Martı Pansiyonu ve Karım...

Martı pansiyonunda haftasonu
Cebimde param kısıtlı
Kum sıcak,çıtır çıtır...
Rüzgarın çıkmasını beklerdim.
Dinlenmeliydim biliyordum
ama seni çok özlüyordum.
üzümün sırası mı be adam
bağbozumu tepelerde kaldı
sen ise uzaklarda...
Akıllıydık çok çalışırdık,zehir gibiydik
hiç haram yemedik,hırsızlık yapmadık
kimseyi kandırmadık,kendi yağımızla kavrulduk,
ona buna el açmadık,yalvarmadık
kötüler bizden korkardı
çok onurluyduk gıkımız çıkmadı
ne ser verirdik ne de sır
ama çok aşık olurduk fakat şanssızdık
sert darbeler aldık
yılmadık sadece savrulduk
yine de aşık olurduk ( ben hergün sana )
Limanda tekneler sessizce kıpraşırdı
kediler balık nöbetindeydi
ben hep seni özlerdim
sessizce gözlerinden öperdim
güneş ensemi yakardı
hiç sevmezdim...
Martı pansiyonu gündüz sessiz olur
Misafirler denize gider
bir ben kalırdım verandada
bir de sen hep aklımda...
sıcak birden bastırırdı
avucumun içi terlerdi
canım deniz çekerdi
seni düşünürken sakallarım uzardı
yaz yağmuru için dua ederdim...

Dipnot; Sevgili eşimin bana yazdığı şiiri....

resimler ; Adolya , Jalca

16 Ocak 2008 Çarşamba

Beyaz ne demek....

Jim Skea
..........
Bugün yine karalar giyerek uyandım.
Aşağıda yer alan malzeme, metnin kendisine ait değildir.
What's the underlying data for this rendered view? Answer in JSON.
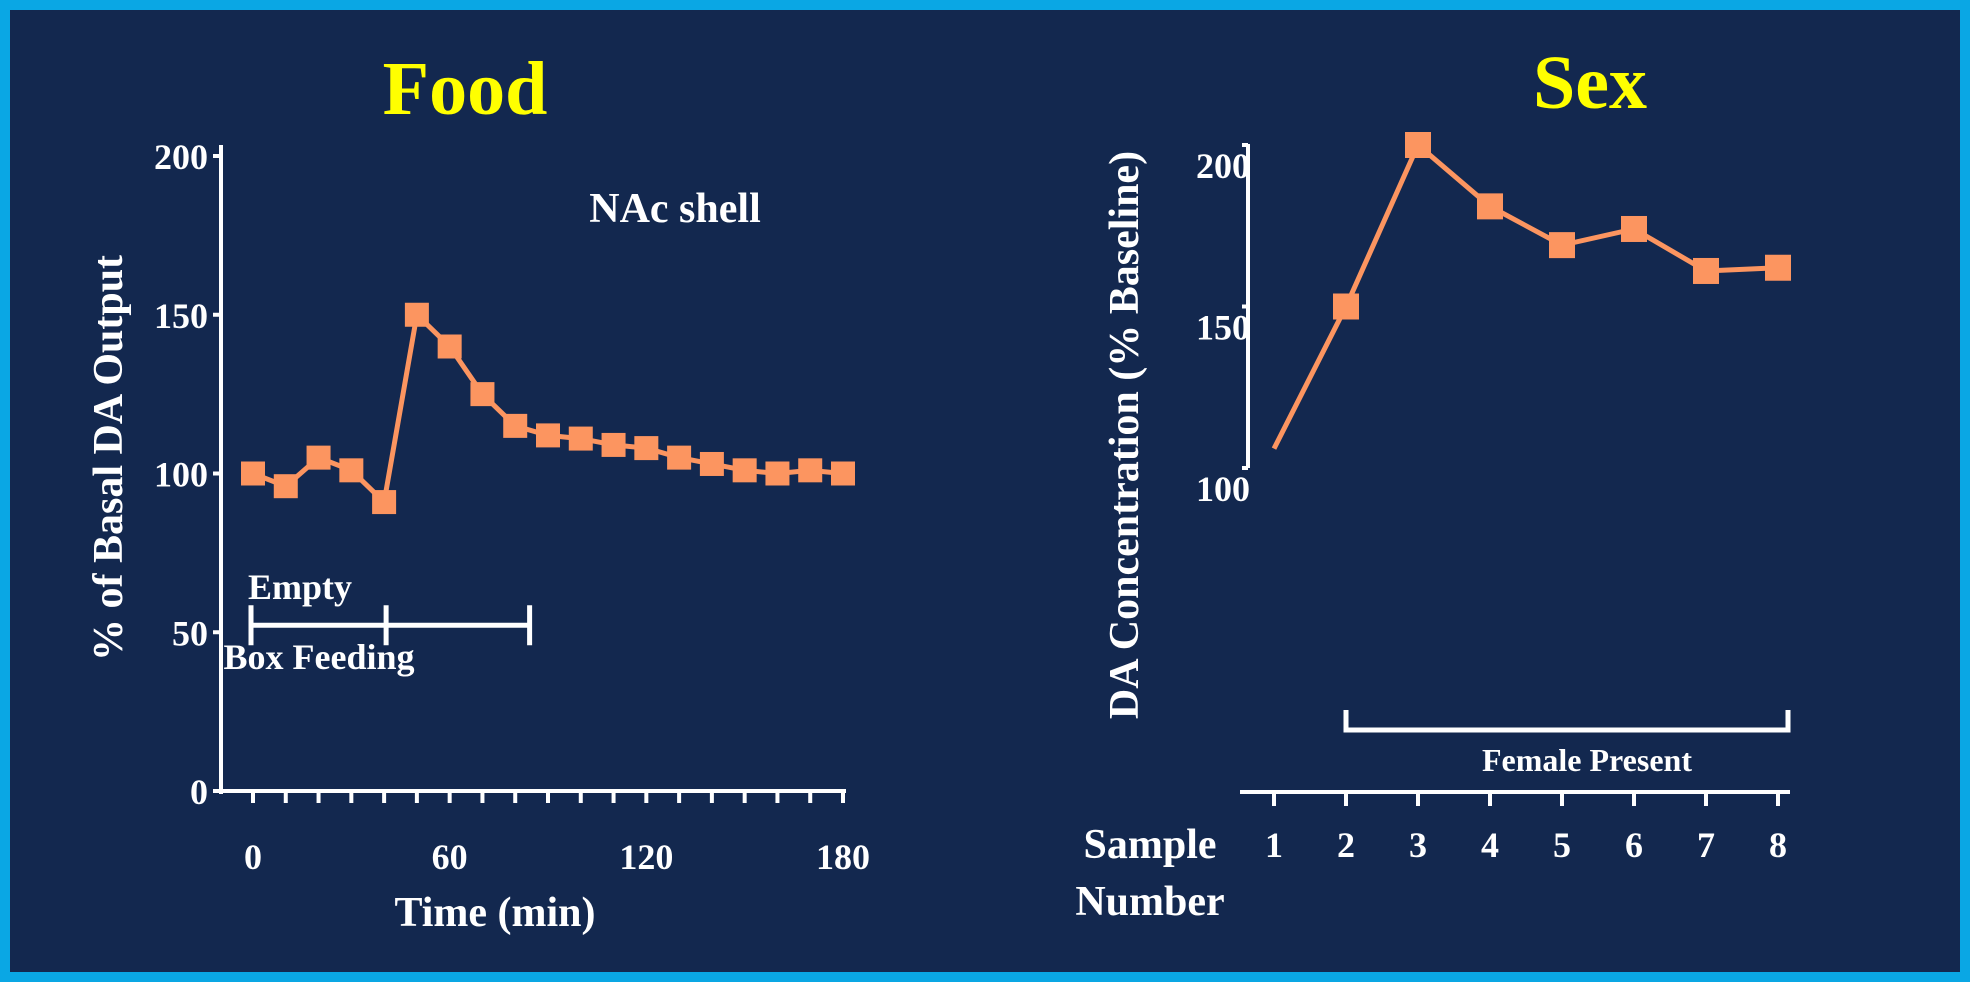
{
  "chart_data": [
    {
      "type": "line",
      "title": "Food",
      "xlabel": "Time (min)",
      "ylabel": "% of Basal DA Output",
      "xlim": [
        0,
        180
      ],
      "ylim": [
        0,
        200
      ],
      "x_ticks": [
        0,
        60,
        120,
        180
      ],
      "y_ticks": [
        0,
        50,
        100,
        150,
        200
      ],
      "annotation": "NAc shell",
      "series": [
        {
          "x": [
            0,
            10,
            20,
            30,
            40,
            50,
            60,
            70,
            80,
            90,
            100,
            110,
            120,
            130,
            140,
            150,
            160,
            170,
            180
          ],
          "values": [
            100,
            96,
            105,
            101,
            91,
            150,
            140,
            125,
            115,
            112,
            111,
            109,
            108,
            105,
            103,
            101,
            100,
            101,
            100
          ]
        }
      ],
      "phases": [
        {
          "label": "Empty",
          "start": 0,
          "end": 40
        },
        {
          "label": "Box Feeding",
          "start": 40,
          "end": 85
        }
      ],
      "phase_label_top": "Empty",
      "phase_label_bottom": "Box Feeding"
    },
    {
      "type": "line",
      "title": "Sex",
      "xlabel": "Sample Number",
      "ylabel": "DA Concentration (% Baseline)",
      "ylim": [
        100,
        200
      ],
      "x_ticks": [
        1,
        2,
        3,
        4,
        5,
        6,
        7,
        8
      ],
      "y_ticks": [
        100,
        150,
        200
      ],
      "series": [
        {
          "x": [
            1,
            2,
            3,
            4,
            5,
            6,
            7,
            8
          ],
          "values": [
            106,
            150,
            200,
            181,
            169,
            174,
            161,
            162
          ],
          "markers": [
            false,
            true,
            true,
            true,
            true,
            true,
            true,
            true
          ]
        }
      ],
      "bracket": {
        "label": "Female  Present",
        "start": 2,
        "end": 8
      }
    }
  ],
  "colors": {
    "background": "#13284f",
    "border": "#0aa7e4",
    "title": "#ffff00",
    "series": "#fc9560",
    "text": "#ffffff"
  }
}
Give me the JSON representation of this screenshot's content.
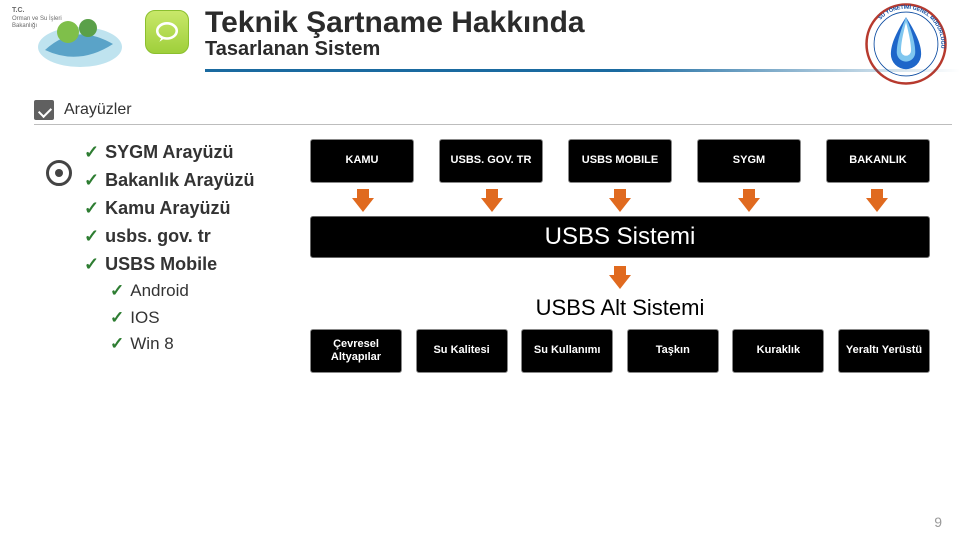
{
  "title": "Teknik Şartname Hakkında",
  "subtitle": "Tasarlanan Sistem",
  "section": "Arayüzler",
  "page_number": "9",
  "interfaces_main": [
    "SYGM Arayüzü",
    "Bakanlık Arayüzü",
    "Kamu Arayüzü",
    "usbs. gov. tr",
    "USBS Mobile"
  ],
  "interfaces_sub": [
    "Android",
    "IOS",
    "Win 8"
  ],
  "diagram": {
    "top_boxes": [
      "KAMU",
      "USBS. GOV. TR",
      "USBS MOBILE",
      "SYGM",
      "BAKANLIK"
    ],
    "arrow_colors": [
      "#e06a1f",
      "#e06a1f",
      "#e06a1f",
      "#e06a1f",
      "#e06a1f"
    ],
    "system_bar": "USBS Sistemi",
    "mid_arrow_color": "#e06a1f",
    "sub_bar": "USBS Alt Sistemi",
    "bottom_boxes": [
      "Çevresel Altyapılar",
      "Su Kalitesi",
      "Su Kullanımı",
      "Taşkın",
      "Kuraklık",
      "Yeraltı Yerüstü"
    ],
    "box_bg": "#000000",
    "box_fg": "#ffffff",
    "box_border": "#8a8a8a"
  },
  "colors": {
    "title": "#2b2b2b",
    "header_line": "#1a6aa0",
    "check": "#2e7d32"
  }
}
Hiç kimsenin görmediği ama bizim 16 mayıs,tan itibaren giydiğimiz tek renk oldu.
Biz beş kardeşiz 4 kız 1 erkek.
Biz doğduğumuzda canım annem,beyaz yumuşak mendillerle ağzımızı silmiş,beyaz zıbınlar ve beyaz kundaklarla büyütmüş. Okula giderken yine beyaz mendil ve bu mendiller her zaman 2 tane olurdu.Birisi hiç kullanılmaz temizlik mendili diye yanımızda dururdu,kirlenmeden her seferinde yine yıkanır ütülenirdi.Beyaz kurdela,beyaz okul yakası ve yine beyaz soket çoraplarla annem bizi evden uğurlardı.
Evden her uğurlanışımızda tabiiki annem tarafından hep beyazlar içinde olduk.Çeyizimizde beyaz çarşaflar,beyaz örtüler,danteller her şey beyaz olarak yapmıştı annem ve bizi beyazlar içinde uğurladı evden.
Erkek kardeşimin sünnet kıyafeti bile beyaz subay kıyafeti gibiydi.Benim canın annemde bembeyaz tenli bir kadındı.Kalbide şu kirlenmeyen mendilimiz gibi bembeyaz ,tertemiz ve iyilik doluydu.
İşte o gün ,hiç bir zaman gelmesini istemediğimiz o gün 16 mayıs günü biz annemizi beyazlara sarıp evden uğurladık ve o gün beş kardeş karaları giydik.O günden beri dışarıdan insanlar bizi farklı renklerde görseler bile bizim hepimizin içinde o kara renk giyilidir.
Allah'tan anneme ve herkesin ölmüşlerine rahmet diliyorum.